Poster Presentation Annual Meetings of the Endocrine Society of Australia and Society for Reproductive Biology and Australia and New Zealand Bone and Mineral Society 2016

Metachronous phaeochromocytoma in a young woman with von Hippel Lindau disease: when to act and when to wait? (#361)

Kathryn Berkman 1 , Warrick Inder 1
  1. Queensland Health, Brisbane, QLD, Australia

Case:

We present a case of a 24 year old woman with Von Hippel Lindau disease (VHL) who has had a previous left adrenalectomy for a 12mm phaeochromocytoma and pancreatectomy for multiple neuroendocrine tumours. Other manifestations include small cerebellar haemangioblastomas, retinal haemangioblastoma and renal cysts. A recent CT has revealed an 8 mm right adrenal lesion with imaging characteristics consistent with  metachronous phaeochromocytoma. She is normotensive with normal plasma metanephrines.

 

Discussion:

Bilateral phaeochromocytoma is not uncommon in patients with VHL and has been reported in 16-60% of patients in retrospective studies, with many patients (30-47%) also developing contralateral primary tumours. The risk of malignant phaeochromocytoma in VHL is comparatively low, (~5%) when compared with sporadic (~10%) and other hereditary causes (38% in SDHB mutation). 

 

Improvements in biochemical testing and high resolution imaging, has led to identification of phaeochromocytomas at smaller sizes.
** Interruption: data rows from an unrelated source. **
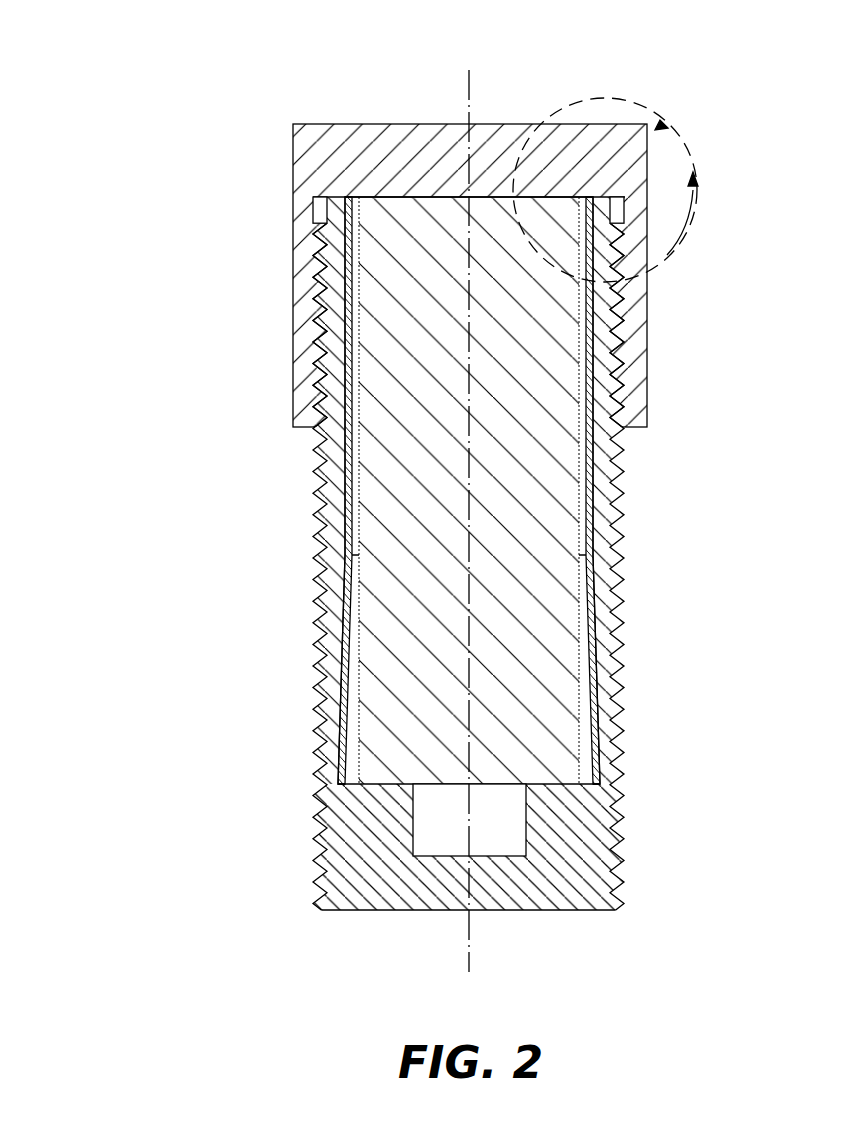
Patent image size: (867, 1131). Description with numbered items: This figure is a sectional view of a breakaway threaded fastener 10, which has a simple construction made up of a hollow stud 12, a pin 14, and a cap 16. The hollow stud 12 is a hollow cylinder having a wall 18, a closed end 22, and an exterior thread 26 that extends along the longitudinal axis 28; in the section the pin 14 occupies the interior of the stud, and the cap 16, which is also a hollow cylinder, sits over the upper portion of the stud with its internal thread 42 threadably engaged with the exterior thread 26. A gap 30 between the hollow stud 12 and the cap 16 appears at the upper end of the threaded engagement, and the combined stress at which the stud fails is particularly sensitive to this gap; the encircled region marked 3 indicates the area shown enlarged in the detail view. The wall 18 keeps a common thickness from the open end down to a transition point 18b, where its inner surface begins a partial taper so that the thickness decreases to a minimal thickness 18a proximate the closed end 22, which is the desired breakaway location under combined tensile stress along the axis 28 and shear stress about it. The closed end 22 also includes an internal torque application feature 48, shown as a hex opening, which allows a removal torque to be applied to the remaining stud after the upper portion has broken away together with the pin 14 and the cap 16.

The breakaway threaded fastener 10 is at (148, 62).
The hollow stud 12 is at (300, 755).
The pin 14 is at (410, 494).
The cap 16 is at (288, 242).
The wall 18 is at (549, 499).
The minimal thickness 18a is at (617, 786).
The transition point 18b is at (597, 553).
The closed end 22 is at (596, 912).
The exterior thread 26 is at (620, 696).
The longitudinal axis 28 is at (467, 957).
The gap 30 is at (625, 197).
The internal thread 42 is at (322, 298).
The internal torque application feature 48 is at (432, 837).
The detail circle for FIG. 3 is at (605, 190).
The clinical significance of smaller phaeochromocytomas is less certain however, with only small retrospective studies available for guidance on when to intervene.

 

The morbidity of bilateral adrenalectomy is well described with both under and over replacement of steroids proving problematic. To preserve endogenous cortisol production, some centres preferentially perform cortical sparing adrenalectomy; however this approach may be limited by local surgical expertise. Thought must also be given to the risk of recurrence, which may necessitate further procedures with increased complexity.

 

Conclusion:

VHL is a variegated disease that requires close screening for tumour development and recurrence. Mortality is usually determined by cerebellar lesions or renal cell carcinoma. The management of bilateral adrenal phaeochromocytomas is complicated by an absence of randomised controlled data and relies on retrospective reporting. Given the known risks of bilateral adrenalectomy and low likelihood of malignancy or clinically significant manifestations of small phaeochromocytoma, close observation or adrenal sparing surgery, seems a judicious alternative.
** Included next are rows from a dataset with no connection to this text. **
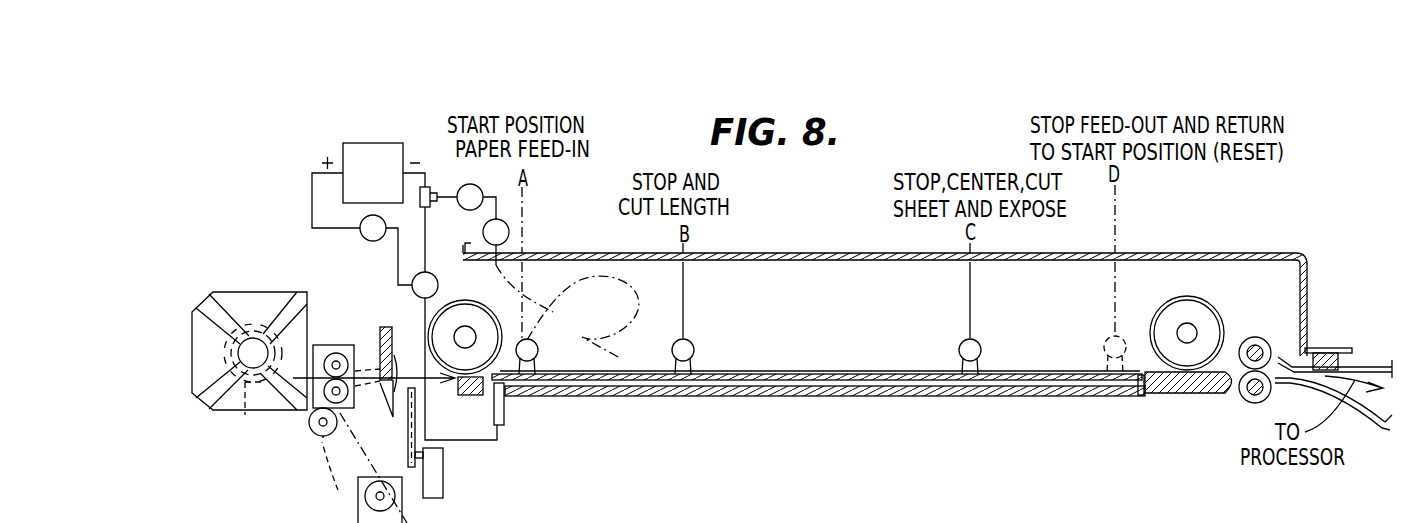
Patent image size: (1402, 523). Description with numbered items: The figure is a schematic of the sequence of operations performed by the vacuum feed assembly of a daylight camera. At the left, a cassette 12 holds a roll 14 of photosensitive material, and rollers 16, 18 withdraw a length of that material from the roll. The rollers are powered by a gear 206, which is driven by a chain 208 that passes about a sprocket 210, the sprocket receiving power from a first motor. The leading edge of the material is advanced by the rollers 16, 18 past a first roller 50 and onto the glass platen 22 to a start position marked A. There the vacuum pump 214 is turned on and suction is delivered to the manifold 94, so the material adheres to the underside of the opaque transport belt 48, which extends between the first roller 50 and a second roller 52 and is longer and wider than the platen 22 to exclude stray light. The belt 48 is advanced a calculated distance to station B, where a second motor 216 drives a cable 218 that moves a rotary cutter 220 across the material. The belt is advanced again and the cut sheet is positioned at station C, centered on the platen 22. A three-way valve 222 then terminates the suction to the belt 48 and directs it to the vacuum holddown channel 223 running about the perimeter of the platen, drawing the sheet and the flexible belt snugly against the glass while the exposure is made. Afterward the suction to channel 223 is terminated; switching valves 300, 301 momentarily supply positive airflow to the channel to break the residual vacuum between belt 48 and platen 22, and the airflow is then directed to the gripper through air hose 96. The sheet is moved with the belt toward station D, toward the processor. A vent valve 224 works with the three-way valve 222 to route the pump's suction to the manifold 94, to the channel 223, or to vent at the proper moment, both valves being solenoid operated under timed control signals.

The cassette 12 is at (260, 292).
The roll of photosensitive material 14 is at (245, 415).
The roller 16 is at (337, 352).
The roller 18 is at (312, 390).
The glass platen 22 is at (790, 396).
The belt 48 is at (740, 372).
The first roller 50 is at (467, 320).
The second roller 52 is at (1207, 322).
The manifold 94 is at (691, 346).
The air hose 96 is at (618, 357).
The gear 206 is at (328, 435).
The chain 208 is at (337, 488).
The sprocket 210 is at (390, 502).
The vacuum pump 214 is at (345, 143).
The second motor 216 is at (440, 480).
The cable 218 is at (408, 430).
The rotary cutter 220 is at (394, 372).
The three-way valve 222 is at (477, 209).
The channel 223 is at (505, 400).
The vent valve 224 is at (509, 232).
The switching valve 300 is at (366, 238).
The switching valve 301 is at (412, 290).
  1. 1. Srirangalingam U et al. Contrasting clinical manifestations of SDHB and VHL associated chromaffin tumours. Endocr Relat Cancer. 2009; 16 (2): 515-25
  2. 2. Maher ER, Hartmut PN, Richard S. von Hippel-Lindau disease: a clinical and scientific review. Eur J Hum Genet. 2001; 19 (6): 617-623
  3. 3. Maher ER, Kaelin WG Jr. von Hippel-Lindau disease. Medicine (Baltimore). 1997; 76 (6):381-91.